University of Kentucky
Internal Medicine and Computer Science
Abstract: Data harmonization is vital for data-driven large-scale healthcare data analysis. Effective clinical decisions require the collection, modeling, and interpretation of large-scale healthcare data, including medication records, genomic sequences, clinical notes, and medical images. However, the design of the EHR system is not meant for clinical data analysis tasks. In particular, the application of non-standardized imaging protocols poses a fundamental challenge to extract valuable information and gain actionable knowledge from medical images. In the last two years, the Chen lab has developed a set of image harmonization algorithms to learn the data distribution of training images and generate synthesized images under the same distribution. The tools can be modified for scientific data harmonization and preprocessing.
Bio: Dr. Jin Chen is an associate professor in the Department of Internal Medicine and Department of Computer Science, University of Kentucky. He obtained his BE and PhD in Computer Science from Southeast University, China, and National University of Singapore, Singapore in 1997 and 2007 respectively. In between, he has worked as a software engineer for 5 years.
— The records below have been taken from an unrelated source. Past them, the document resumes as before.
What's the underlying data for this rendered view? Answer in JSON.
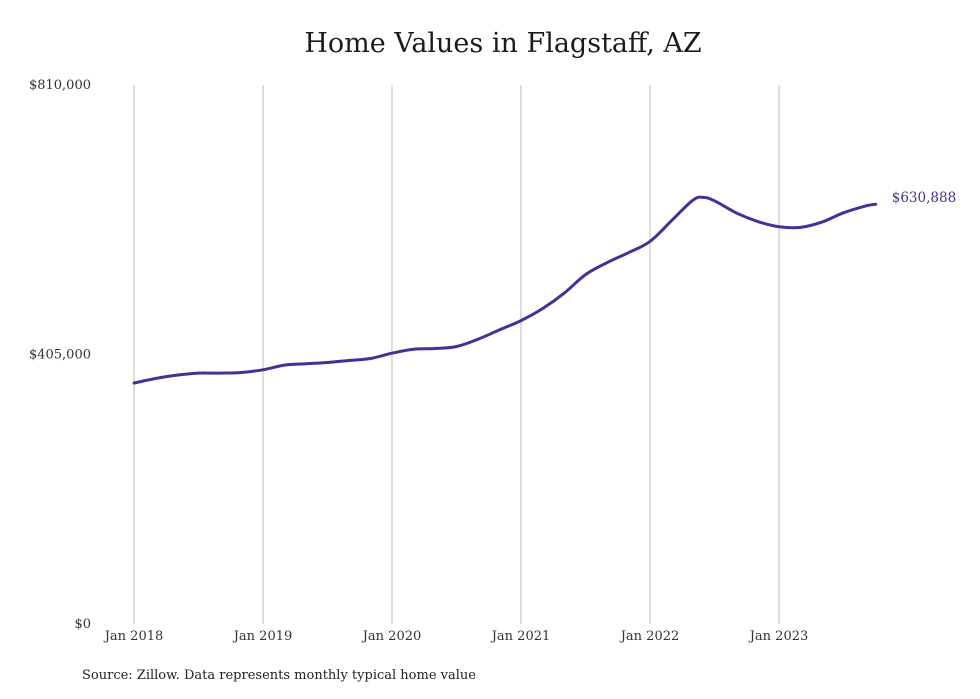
{
  "chart_data": {
    "type": "line",
    "title": "Home Values in Flagstaff, AZ",
    "source_note": "Source: Zillow. Data represents monthly typical home value",
    "ylim": [
      0,
      810000
    ],
    "y_ticks": [
      {
        "value": 0,
        "label": "$0"
      },
      {
        "value": 405000,
        "label": "$405,000"
      },
      {
        "value": 810000,
        "label": "$810,000"
      }
    ],
    "x_ticks": [
      {
        "date": "2018-01",
        "label": "Jan 2018"
      },
      {
        "date": "2019-01",
        "label": "Jan 2019"
      },
      {
        "date": "2020-01",
        "label": "Jan 2020"
      },
      {
        "date": "2021-01",
        "label": "Jan 2021"
      },
      {
        "date": "2022-01",
        "label": "Jan 2022"
      },
      {
        "date": "2023-01",
        "label": "Jan 2023"
      }
    ],
    "grid": "vertical",
    "line_color": "#3a3597",
    "end_label": "$630,888",
    "series": [
      {
        "x": [
          "2018-01",
          "2018-03",
          "2018-05",
          "2018-07",
          "2018-09",
          "2018-11",
          "2019-01",
          "2019-03",
          "2019-05",
          "2019-07",
          "2019-09",
          "2019-11",
          "2020-01",
          "2020-03",
          "2020-05",
          "2020-07",
          "2020-09",
          "2020-11",
          "2021-01",
          "2021-03",
          "2021-05",
          "2021-07",
          "2021-09",
          "2021-11",
          "2022-01",
          "2022-03",
          "2022-05",
          "2022-06",
          "2022-07",
          "2022-09",
          "2022-11",
          "2023-01",
          "2023-03",
          "2023-05",
          "2023-07",
          "2023-09",
          "2023-10"
        ],
        "values": [
          362000,
          369000,
          374000,
          377000,
          377000,
          378000,
          382000,
          389000,
          391000,
          393000,
          396000,
          399000,
          407000,
          413000,
          414000,
          417000,
          428000,
          442000,
          456000,
          474000,
          497000,
          525000,
          543000,
          558000,
          575000,
          606000,
          637000,
          641000,
          636000,
          618000,
          605000,
          597000,
          596000,
          604000,
          618000,
          628000,
          630888
        ]
      }
    ]
  }
}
Prior to joining UK, Dr. Chen was a research associate at the Carnegie Institution for Science, Stanford, and an assistant professor in the Department of Energy Plant Research Laboratory and Department of Computer Science and Engineering, Michigan State University. Dr. Chen's research focuses on the development of AI algorithms to solve problems in medical and biological informatics, including inter-functional clustering, transient pattern identification, ontology development, data quality control, and data visualization. He has authored and co-authored more than 100 papers and received support from NIH and NSF.